Formats vidéo : joué d’avance ?

Grosse actu ces jours ci, sur fond de bataille Apple/Adobe, autour des formats d’encodage vidéo utilisés sur Internet :

  • D’un côté, Adobe, qui propose une solution “tout en un”, avec un serveur vidéo et un player Flash
  • De l’autre, les tenanciers du Web dit “ouvert”, qui proposent l’utilisation de HTML5 et d’un player inclus directement dans le navigateur.

Le problème est que, au delà de ces querelles sur le “frontal” utilisé (Flash ou pas, en gros), se joue une guerre des formats :

Comme souvent, la solution Adobe est à la fois fermée sur le contenant (difficile d’assimiler Flash à une solution “open”) et ouverte sur le contenu (le format d’Adobe, FLV, est un ‘format conteneur’ qui peut supporter divers encodages, dont H264 et VP6)
Quant aux acteurs du format HTML5, ils se déchirent sur l’encodage à faire gérer par les navigateurs :

  • Microsoft (malgré Silverlight), s’est prononcé récemment en faveur de H264
  • Apple est un défenseur de la première heure de H264, format omniprésent sur tous leurs produits, du Mac à l’iPad
  • Firefox et Opera militent pour Ogg Theora, un format dit libre (même si le côté “dégagé de toute licence” est sujet à polémique), en tout plus libre que H264 qui engendre plusieurs millions de dollars de cession d’utilisation de sa licence
  • Google n’a pas encore clairement arrêté sa position et semble avoir plusieurs fers au feu : le site Youtube utilise H264 et semble migrer vers un mode sans player Flash, Android 2.2 intégrera Flash en natif, et Google s’est porté récemment acquéreur du format VP8, qu’ils vont (disent ils) verser dans le domaine public.

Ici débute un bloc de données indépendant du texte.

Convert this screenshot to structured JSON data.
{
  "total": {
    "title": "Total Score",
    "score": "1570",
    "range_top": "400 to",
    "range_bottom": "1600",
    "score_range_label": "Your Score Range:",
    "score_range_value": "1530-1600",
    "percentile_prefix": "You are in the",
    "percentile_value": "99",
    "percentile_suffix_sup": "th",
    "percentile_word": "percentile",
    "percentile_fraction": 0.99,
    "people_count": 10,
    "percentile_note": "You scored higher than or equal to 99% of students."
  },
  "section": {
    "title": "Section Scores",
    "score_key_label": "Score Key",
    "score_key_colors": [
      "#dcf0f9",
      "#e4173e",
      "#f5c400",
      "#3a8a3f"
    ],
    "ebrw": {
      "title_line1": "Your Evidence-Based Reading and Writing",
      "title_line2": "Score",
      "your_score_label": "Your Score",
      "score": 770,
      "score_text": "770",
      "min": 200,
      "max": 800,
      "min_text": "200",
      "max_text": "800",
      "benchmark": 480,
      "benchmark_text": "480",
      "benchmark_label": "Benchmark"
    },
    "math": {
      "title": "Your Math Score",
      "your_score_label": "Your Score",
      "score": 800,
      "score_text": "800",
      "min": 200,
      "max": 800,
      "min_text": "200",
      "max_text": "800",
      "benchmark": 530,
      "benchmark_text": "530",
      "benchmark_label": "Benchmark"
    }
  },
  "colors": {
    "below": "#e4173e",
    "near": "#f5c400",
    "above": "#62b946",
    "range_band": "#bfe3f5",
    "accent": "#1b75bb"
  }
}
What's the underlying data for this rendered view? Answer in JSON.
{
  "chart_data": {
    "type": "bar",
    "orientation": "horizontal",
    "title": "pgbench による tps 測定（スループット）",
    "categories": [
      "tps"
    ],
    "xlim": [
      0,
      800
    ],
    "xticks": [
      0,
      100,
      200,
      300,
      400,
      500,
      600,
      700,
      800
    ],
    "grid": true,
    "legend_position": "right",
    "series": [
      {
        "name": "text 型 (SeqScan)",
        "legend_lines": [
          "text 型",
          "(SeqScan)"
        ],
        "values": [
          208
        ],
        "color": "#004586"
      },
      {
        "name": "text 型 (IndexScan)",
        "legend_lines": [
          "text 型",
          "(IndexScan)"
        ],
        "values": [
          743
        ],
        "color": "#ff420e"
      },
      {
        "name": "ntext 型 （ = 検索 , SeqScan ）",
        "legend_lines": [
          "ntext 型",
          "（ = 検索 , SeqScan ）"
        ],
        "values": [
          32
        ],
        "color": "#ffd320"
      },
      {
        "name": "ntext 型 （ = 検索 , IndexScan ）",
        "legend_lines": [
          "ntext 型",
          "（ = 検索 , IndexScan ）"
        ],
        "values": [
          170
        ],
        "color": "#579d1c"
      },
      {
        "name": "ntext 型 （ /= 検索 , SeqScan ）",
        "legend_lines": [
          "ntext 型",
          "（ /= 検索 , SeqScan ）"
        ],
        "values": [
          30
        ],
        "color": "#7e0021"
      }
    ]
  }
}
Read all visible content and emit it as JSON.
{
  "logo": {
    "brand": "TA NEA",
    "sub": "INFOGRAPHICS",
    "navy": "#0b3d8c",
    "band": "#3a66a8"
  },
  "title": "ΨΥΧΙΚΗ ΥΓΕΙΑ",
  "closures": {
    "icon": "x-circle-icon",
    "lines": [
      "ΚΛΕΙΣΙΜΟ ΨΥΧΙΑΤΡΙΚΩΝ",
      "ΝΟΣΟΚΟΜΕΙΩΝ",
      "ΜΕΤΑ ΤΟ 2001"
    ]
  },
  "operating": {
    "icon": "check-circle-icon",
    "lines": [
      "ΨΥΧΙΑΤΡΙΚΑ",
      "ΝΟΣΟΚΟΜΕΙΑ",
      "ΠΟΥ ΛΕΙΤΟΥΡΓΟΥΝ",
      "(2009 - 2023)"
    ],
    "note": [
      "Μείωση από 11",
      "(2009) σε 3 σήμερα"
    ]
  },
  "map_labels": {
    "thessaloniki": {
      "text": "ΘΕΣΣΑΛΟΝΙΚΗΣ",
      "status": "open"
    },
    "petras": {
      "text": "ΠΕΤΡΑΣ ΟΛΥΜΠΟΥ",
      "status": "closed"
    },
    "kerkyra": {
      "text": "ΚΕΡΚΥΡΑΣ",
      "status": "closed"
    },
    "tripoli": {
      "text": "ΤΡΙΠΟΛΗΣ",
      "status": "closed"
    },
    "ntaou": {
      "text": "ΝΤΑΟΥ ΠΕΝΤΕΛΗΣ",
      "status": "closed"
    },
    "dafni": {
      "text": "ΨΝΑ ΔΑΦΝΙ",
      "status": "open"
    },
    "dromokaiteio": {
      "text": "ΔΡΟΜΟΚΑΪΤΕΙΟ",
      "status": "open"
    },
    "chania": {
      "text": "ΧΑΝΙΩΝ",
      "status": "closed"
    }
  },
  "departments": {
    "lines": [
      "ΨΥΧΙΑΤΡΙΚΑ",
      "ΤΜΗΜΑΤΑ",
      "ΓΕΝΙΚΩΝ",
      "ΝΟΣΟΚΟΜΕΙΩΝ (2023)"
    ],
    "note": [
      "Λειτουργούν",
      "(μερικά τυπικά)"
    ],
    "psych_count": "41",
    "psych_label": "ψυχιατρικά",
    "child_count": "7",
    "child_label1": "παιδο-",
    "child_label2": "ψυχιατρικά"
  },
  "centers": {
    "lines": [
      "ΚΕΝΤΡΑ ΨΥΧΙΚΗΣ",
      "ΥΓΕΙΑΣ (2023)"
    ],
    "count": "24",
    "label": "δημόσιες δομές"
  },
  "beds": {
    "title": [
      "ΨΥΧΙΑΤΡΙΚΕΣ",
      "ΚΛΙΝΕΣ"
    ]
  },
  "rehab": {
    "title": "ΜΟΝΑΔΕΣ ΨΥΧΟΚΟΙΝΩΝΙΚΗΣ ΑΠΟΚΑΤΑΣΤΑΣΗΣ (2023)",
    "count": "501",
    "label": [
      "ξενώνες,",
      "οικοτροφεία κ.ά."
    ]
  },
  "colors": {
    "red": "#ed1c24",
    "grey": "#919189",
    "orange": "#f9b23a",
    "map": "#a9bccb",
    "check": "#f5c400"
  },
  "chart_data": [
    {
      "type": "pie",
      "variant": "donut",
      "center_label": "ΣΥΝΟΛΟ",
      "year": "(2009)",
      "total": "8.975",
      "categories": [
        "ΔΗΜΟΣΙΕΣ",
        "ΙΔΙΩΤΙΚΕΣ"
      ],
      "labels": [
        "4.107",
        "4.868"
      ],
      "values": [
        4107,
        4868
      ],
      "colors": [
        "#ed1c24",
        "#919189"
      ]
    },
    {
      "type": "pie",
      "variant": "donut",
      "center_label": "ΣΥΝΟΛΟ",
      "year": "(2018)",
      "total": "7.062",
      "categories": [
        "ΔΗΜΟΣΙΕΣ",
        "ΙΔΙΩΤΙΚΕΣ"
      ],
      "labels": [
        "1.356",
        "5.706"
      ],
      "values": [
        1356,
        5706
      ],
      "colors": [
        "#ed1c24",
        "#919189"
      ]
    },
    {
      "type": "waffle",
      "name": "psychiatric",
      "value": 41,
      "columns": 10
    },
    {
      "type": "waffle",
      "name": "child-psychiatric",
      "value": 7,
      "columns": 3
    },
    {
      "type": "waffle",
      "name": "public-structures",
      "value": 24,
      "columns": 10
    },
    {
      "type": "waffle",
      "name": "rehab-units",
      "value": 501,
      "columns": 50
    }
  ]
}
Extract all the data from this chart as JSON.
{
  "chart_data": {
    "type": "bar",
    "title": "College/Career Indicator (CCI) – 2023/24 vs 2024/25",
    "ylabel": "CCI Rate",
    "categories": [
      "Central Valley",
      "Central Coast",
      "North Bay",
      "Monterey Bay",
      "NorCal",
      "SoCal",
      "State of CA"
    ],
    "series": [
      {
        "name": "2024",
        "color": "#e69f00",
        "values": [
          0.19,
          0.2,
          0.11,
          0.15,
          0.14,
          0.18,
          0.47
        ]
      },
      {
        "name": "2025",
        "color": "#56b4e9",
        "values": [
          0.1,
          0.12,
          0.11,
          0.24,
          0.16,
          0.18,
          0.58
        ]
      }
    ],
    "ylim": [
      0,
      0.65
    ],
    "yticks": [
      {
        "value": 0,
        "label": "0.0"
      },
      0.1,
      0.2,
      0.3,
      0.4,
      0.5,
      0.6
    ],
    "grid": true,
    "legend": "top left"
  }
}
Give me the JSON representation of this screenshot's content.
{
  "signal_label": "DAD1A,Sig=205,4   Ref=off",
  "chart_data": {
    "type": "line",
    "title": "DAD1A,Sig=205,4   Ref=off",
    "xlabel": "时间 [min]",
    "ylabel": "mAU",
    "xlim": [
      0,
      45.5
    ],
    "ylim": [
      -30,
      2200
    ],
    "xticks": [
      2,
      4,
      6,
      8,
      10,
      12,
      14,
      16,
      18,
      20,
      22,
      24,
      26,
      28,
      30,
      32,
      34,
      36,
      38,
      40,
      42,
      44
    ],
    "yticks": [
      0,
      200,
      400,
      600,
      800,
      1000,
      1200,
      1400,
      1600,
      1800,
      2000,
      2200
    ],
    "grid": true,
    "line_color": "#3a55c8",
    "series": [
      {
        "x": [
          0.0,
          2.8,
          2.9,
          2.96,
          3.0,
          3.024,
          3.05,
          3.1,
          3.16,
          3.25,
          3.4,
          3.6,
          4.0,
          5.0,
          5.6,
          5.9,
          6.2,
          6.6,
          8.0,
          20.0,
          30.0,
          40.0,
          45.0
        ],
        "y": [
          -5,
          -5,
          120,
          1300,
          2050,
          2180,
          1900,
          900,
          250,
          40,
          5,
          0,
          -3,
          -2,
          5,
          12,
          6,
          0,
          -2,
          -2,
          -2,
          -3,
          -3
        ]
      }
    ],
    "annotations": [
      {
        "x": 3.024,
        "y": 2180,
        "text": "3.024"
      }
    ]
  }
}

Techniquement, on peut dire que H264 a un (petit) avantage sur Ogg Theora, et que VP8 est annoncé comme dépassant ses deux concurrents, que ça soit en qualité d’images comme en compression de données. Mais bon, l’histoire des nouvelles technologies est parsemé d’exemples où le format le meilleur qualitativement n’est pas forcément celui retenu par le marché au final (petite dédicace aux amateurs (il en reste ?) du format V2000, oublié au début des années 80 au bénéfice du VHS bien moins bon).

Par ailleurs, il faut savoir, pour mieux comprendre les concurrents en présence, que Theora est basé sur VP3, standard conçu par On2 Technologies, qui a ensuite versé les specs de VP3 dans le domaine public lorsqu’ils ont conçus des successeurs plus performants, dont VP8.

Les défenseurs d’un Internet complètement “libre” ne sont pas les moins actifs dans cette bataille : la FSF, l’organisme de Richard Stallman, a tout d’abord défendu fortement Ogg Theora, avant d’empresser Google de verser VP8 en licence libre (voir la lettre ouverte publiée ce WE).

Dans les débats qui font actuellement rage, on oublie je pense trop souvent une donnée pourtant essentielle : le décodage matériel, précieux en particulier sur des devices mobiles (téléphones et autres), n’existe pour l’instant que pour le H264. L’investissement en conception hardware étant bien plus coûteux et long qu’un algorithme software, il y a, je pense, de grandes chances pour que le marché reste durablement en faveur du H264. Si l’on rajoute que le format représente déjà 60% des vidéos disponible sur le net, l’orientation du marché pour les mois à venir est donc déjà bien engagée…

Toutefois, un retournement complet de situation reste possible : rappelons que Youtube représente à lui seul 40% des vidéos disponibles sur Internet. Un revirement complet de Google (s’il leur venait à l’idée d’attaquer frontalement Apple en abandonnant H264, par exemple) pourrait complètement changer la donne.